REST API — real-time access to warehouse state and query history:

  • Warehouse metadata (size, current state)
  • Recent query history (accessed via a read-only view on the system table created during setup)
  • Warehouse configuration updates (to apply optimizations)

System telemetry — imported daily. Keebo accesses system tables in read-only mode via views created during setup:

  • Warehouse events and configuration changes
  • Billable usage
  • Query history

Export volume — KWO writes Parquet files to a Unity Catalog managed volume for batch workload export.
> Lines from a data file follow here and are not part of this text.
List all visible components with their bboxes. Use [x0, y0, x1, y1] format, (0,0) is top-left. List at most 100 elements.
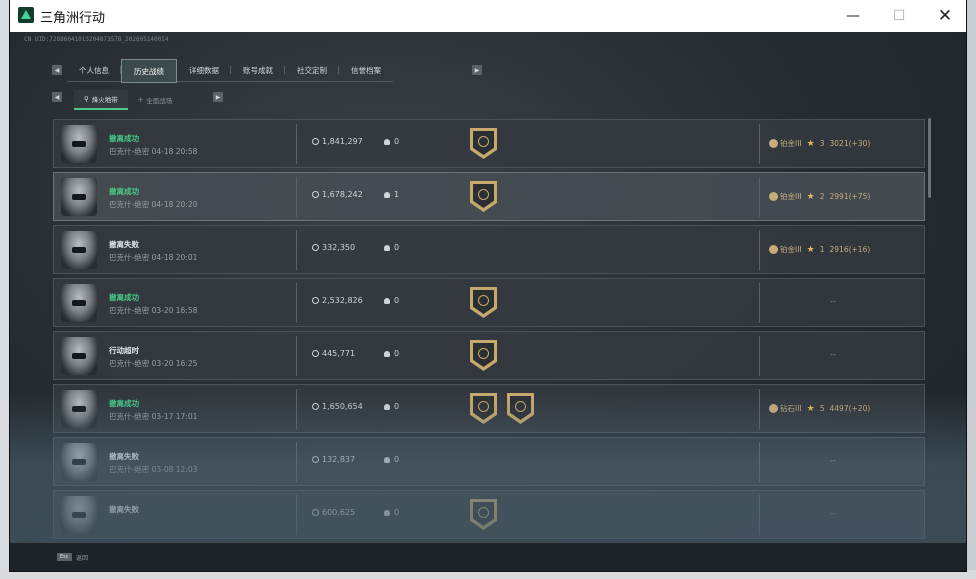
divider: [296, 389, 297, 429]
divider: [296, 124, 297, 164]
operator-avatar: [61, 125, 97, 163]
map-and-date: 巴克什-绝密 04-18 20:58: [109, 147, 198, 156]
divider: [296, 230, 297, 270]
achievement-badge-icon[interactable]: [470, 499, 497, 530]
star-icon: ★: [806, 191, 815, 202]
subtab-next-arrow-icon[interactable]: ▶: [213, 92, 223, 102]
achievement-badge-icon[interactable]: [507, 393, 534, 424]
tab-5[interactable]: 信誉档案: [339, 59, 393, 81]
kill-count-text: 0: [394, 455, 400, 464]
subtab-label: 烽火地带: [91, 96, 118, 104]
skull-icon: [384, 509, 390, 516]
rank-stars: 1: [819, 245, 825, 254]
tab-4[interactable]: 社交定制: [285, 59, 339, 81]
achievement-badge-icon[interactable]: [470, 287, 497, 318]
operator-avatar: [61, 284, 97, 322]
skull-icon: [384, 297, 390, 304]
extraction-mode-icon: ⚲: [84, 95, 89, 103]
map-and-date: 巴克什-绝密 03-08 12:03: [109, 465, 198, 474]
match-status: 行动超时: [109, 346, 139, 355]
divider: [759, 336, 760, 376]
bottom-bar: Esc 返回: [10, 543, 966, 571]
loot-value-text: 1,841,297: [322, 137, 363, 146]
map-and-date: 巴克什-绝密 04-18 20:01: [109, 253, 198, 262]
kill-count: 0: [384, 137, 399, 146]
rank-info: 铂金III ★ 1 2916(+16): [769, 244, 870, 255]
skull-icon: [384, 138, 390, 145]
match-row[interactable]: 撤离成功 巴克什-绝密 03-17 17:01 1,650,654 0 钻石III ★ 5 4…: [53, 384, 925, 433]
match-status: 撤离成功: [109, 134, 139, 143]
title-bar: 三角洲行动 — ☐ ✕: [10, 0, 966, 32]
divider: [296, 336, 297, 376]
match-row[interactable]: 撤离成功 巴克什-绝密 04-18 20:58 1,841,297 0 铂金III ★ 3 3…: [53, 119, 925, 168]
rank-stars: 2: [819, 192, 825, 201]
rank-score: 2991(+75): [829, 192, 871, 201]
rank-emblem-icon: [769, 404, 778, 413]
tab-0[interactable]: 个人信息: [67, 59, 121, 81]
match-status: 撤离成功: [109, 187, 139, 196]
user-uid: CN UID:7288604101320487357B_2026051400I4: [24, 36, 169, 43]
rank-name: 铂金III: [780, 245, 802, 254]
main-content: CN UID:7288604101320487357B_2026051400I4…: [10, 32, 966, 571]
divider: [759, 177, 760, 217]
loot-value: 1,650,654: [312, 402, 363, 411]
esc-key-icon[interactable]: Esc: [57, 553, 72, 561]
rank-score: 3021(+30): [829, 139, 871, 148]
subtab-1[interactable]: ✛ 全面战场: [128, 90, 182, 110]
loot-value-text: 600,625: [322, 508, 356, 517]
achievement-badge-icon[interactable]: [470, 393, 497, 424]
achievement-badge-icon[interactable]: [470, 128, 497, 159]
match-status: 撤离成功: [109, 293, 139, 302]
scrollbar[interactable]: [928, 118, 931, 198]
kill-count-text: 0: [394, 349, 400, 358]
kill-count: 0: [384, 508, 399, 517]
match-row[interactable]: 撤离成功 巴克什-绝密 04-18 20:20 1,678,242 1 铂金III ★ 2 2…: [53, 172, 925, 221]
rank-emblem-icon: [769, 192, 778, 201]
loot-value: 1,678,242: [312, 190, 363, 199]
rank-name: 铂金III: [780, 192, 802, 201]
match-status: 撤离失败: [109, 240, 139, 249]
tab-prev-arrow-icon[interactable]: ◀: [52, 65, 62, 75]
rank-score: --: [830, 297, 836, 306]
coin-icon: [312, 244, 319, 251]
match-row[interactable]: 撤离失败 巴克什-绝密 04-18 20:01 332,350 0 铂金III ★ 1 291…: [53, 225, 925, 274]
tab-3[interactable]: 账号成就: [231, 59, 285, 81]
close-button[interactable]: ✕: [922, 0, 968, 32]
map-and-date: 巴克什-绝密 03-17 17:01: [109, 412, 198, 421]
match-row[interactable]: 行动超时 巴克什-绝密 03-20 16:25 445,771 0 --: [53, 331, 925, 380]
sub-tabs: ⚲ 烽火地带 ✛ 全面战场: [74, 90, 182, 110]
rank-info: 铂金III ★ 2 2991(+75): [769, 191, 870, 202]
coin-icon: [312, 138, 319, 145]
match-row[interactable]: 撤离失败 600,625 0 --: [53, 490, 925, 539]
divider: [296, 495, 297, 535]
match-row[interactable]: 撤离成功 巴克什-绝密 03-20 16:58 2,532,826 0 --: [53, 278, 925, 327]
subtab-0[interactable]: ⚲ 烽火地带: [74, 90, 128, 110]
match-row[interactable]: 撤离失败 巴克什-绝密 03-08 12:03 132,837 0 --: [53, 437, 925, 486]
subtab-prev-arrow-icon[interactable]: ◀: [52, 92, 62, 102]
rank-stars: 5: [819, 404, 825, 413]
rank-score: --: [830, 509, 836, 518]
minimize-button[interactable]: —: [830, 0, 876, 32]
kill-count-text: 0: [394, 243, 400, 252]
operator-avatar: [61, 178, 97, 216]
operator-avatar: [61, 337, 97, 375]
loot-value-text: 132,837: [322, 455, 356, 464]
kill-count: 0: [384, 349, 399, 358]
loot-value: 600,625: [312, 508, 355, 517]
rank-score: --: [830, 350, 836, 359]
main-tabs: 个人信息 历史战绩 详细数据 账号成就 社交定制 信誉档案: [67, 59, 393, 83]
tab-next-arrow-icon[interactable]: ▶: [472, 65, 482, 75]
achievement-badge-icon[interactable]: [470, 340, 497, 371]
tab-1[interactable]: 历史战绩: [121, 59, 177, 83]
divider: [759, 283, 760, 323]
back-label: 返回: [76, 555, 89, 562]
achievement-badge-icon[interactable]: [470, 181, 497, 212]
coin-icon: [312, 297, 319, 304]
tab-2[interactable]: 详细数据: [177, 59, 231, 81]
kill-count: 0: [384, 402, 399, 411]
maximize-button[interactable]: ☐: [876, 0, 922, 32]
loot-value: 132,837: [312, 455, 355, 464]
match-status: 撤离失败: [109, 452, 139, 461]
taskbar-strip: [0, 570, 976, 579]
kill-count: 1: [384, 190, 399, 199]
Warehouse permissions — KWO requires CAN_MANAGE on each SQL warehouse selected for optimization. This enables resizing and configuration changes without accessing warehouse data.

For the full permissions breakdown and network configuration details, see Databricks Security Setup.

What Is the Onboarding Process?

Onboarding is a two-phase process. Phase 1 must be completed by a Databricks admin before Phase 2 can begin.

Phase 1 — Databricks Environment Configuration

A Databricks admin configures the environment to grant Warehouse Optimization the access it needs:

  1. Create a Keebo service principal in the Databricks Account Console and generate OAuth credentials.
  2. Assign the service principal the User role on each workspace to connect.
  3. Grant the service principal CAN_MANAGE on each warehouse to optimize.
  4. Create the export volume.
  5. Create usage views that give Keebo read-only access to system table data.
  6. Configure network access if the account uses IP access lists.

At the end of Phase 1, the admin will have collected the credentials and resource identifiers needed for Phase 2. See Phase 1 — Databricks Environment Configuration for step-by-step instructions.

Phase 2 — Keebo Onboarding Wizard

Once Phase 1 is complete, a Keebo admin signs in to the Keebo portal and completes the onboarding wizard:

  1. Enter the service principal credentials (Account ID, Client ID, Client Secret).
  2. Register each workspace by URL.
  3. Register each warehouse by ID.
  4. Verify schema access and run the provided SQL in the Databricks SQL Editor.

See Phase 2 — Keebo Onboarding Wizard for step-by-step instructions.